Mr. Potter went halfway up the walk and stood talking to Nora so quietly that the others couldn’t hear what he said or what Nora said in reply. He bent down and kissed her, and then came back and climbed into the front seat of the cart. Austin looked at his watch.
“We’d better be starting,” Mr. Potter said.
As the carriage drove away, Nora and Martha King both waved, but there was no response from the back seat.
Hiding behind the purple clematis, Mary Caroline had one last glimpse of Randolph. He was saying something to his mother, and suddenly he turned. It could have been an accident; he needn’t have been thinking of Mary Caroline as they drove past her house, but with such small signs and tokens all of us keep the breath of life in our chimaeras.

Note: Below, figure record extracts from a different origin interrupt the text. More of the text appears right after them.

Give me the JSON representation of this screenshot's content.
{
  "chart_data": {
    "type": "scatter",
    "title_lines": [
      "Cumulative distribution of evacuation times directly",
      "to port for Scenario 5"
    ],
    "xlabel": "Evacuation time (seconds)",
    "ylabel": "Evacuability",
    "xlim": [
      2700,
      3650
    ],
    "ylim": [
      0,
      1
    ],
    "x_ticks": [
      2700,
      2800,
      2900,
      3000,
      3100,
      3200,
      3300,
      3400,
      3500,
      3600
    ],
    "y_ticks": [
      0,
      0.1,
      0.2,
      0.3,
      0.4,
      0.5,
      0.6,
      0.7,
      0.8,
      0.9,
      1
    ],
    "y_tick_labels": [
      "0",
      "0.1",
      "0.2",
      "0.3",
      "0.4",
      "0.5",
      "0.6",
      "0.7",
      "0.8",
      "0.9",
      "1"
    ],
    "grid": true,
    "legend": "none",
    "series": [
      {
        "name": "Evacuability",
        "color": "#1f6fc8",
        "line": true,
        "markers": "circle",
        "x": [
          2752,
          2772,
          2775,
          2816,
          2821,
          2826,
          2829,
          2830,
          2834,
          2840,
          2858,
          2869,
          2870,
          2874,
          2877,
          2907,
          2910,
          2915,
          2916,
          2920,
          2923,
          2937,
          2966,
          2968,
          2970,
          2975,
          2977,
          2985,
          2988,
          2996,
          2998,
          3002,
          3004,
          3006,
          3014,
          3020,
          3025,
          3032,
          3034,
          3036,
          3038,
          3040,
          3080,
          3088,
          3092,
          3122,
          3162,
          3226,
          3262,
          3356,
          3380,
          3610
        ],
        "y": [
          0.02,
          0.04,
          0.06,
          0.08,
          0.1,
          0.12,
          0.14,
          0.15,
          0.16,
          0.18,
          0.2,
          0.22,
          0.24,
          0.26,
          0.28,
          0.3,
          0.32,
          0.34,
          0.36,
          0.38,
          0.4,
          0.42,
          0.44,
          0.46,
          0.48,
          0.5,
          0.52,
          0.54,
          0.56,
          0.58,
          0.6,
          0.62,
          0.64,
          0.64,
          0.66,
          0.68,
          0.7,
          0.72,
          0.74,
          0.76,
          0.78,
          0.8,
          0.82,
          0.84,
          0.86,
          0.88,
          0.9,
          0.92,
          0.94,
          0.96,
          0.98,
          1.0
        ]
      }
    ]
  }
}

For most people, having company for more than three or four days is a serious mistake, the equivalent to sawing a large hole in the roof and leaving all the doors and windows open in the middle of winter. Out of a desire to be helpful or the need to be kind, they let themselves in for prolonged spells of entertaining, forfeit their privacy and their easy understanding, knowing that the result will be an estrangement—however temporary—between husband and wife, and that nothing
proportionate to this is to be gained by the giving up of beds, the endless succession of heavy meals, the afternoon drives. Either the human race is incurably hospitable or else people forget from one time to the next, as women forget the pains of labour, how weeks and months are lost that can never be recovered.
The guest also loses—even the so-called easy guest who makes her own bed, helps with the dishes, and doesn’t require entertaining. She sees things no outsider should see, overhears whispered conversations about herself from two rooms away, finds old letters in books, and is sooner or later the cause of and witness to scenes that because of her presence do not clear the air. When she has left, she expects to go on being a part of the family she has stayed with so happily and for so long; she expects to be remembered; instead of which, her letters, full of intimate references and family jokes, go unanswered. She sends beautiful presents to the children at a time when she really cannot afford any extravagance, and the presents also go unacknowledged. In the end her feelings are hurt, and she begins to doubt—quite unjustly—the genuineness of the family’s attachment to her.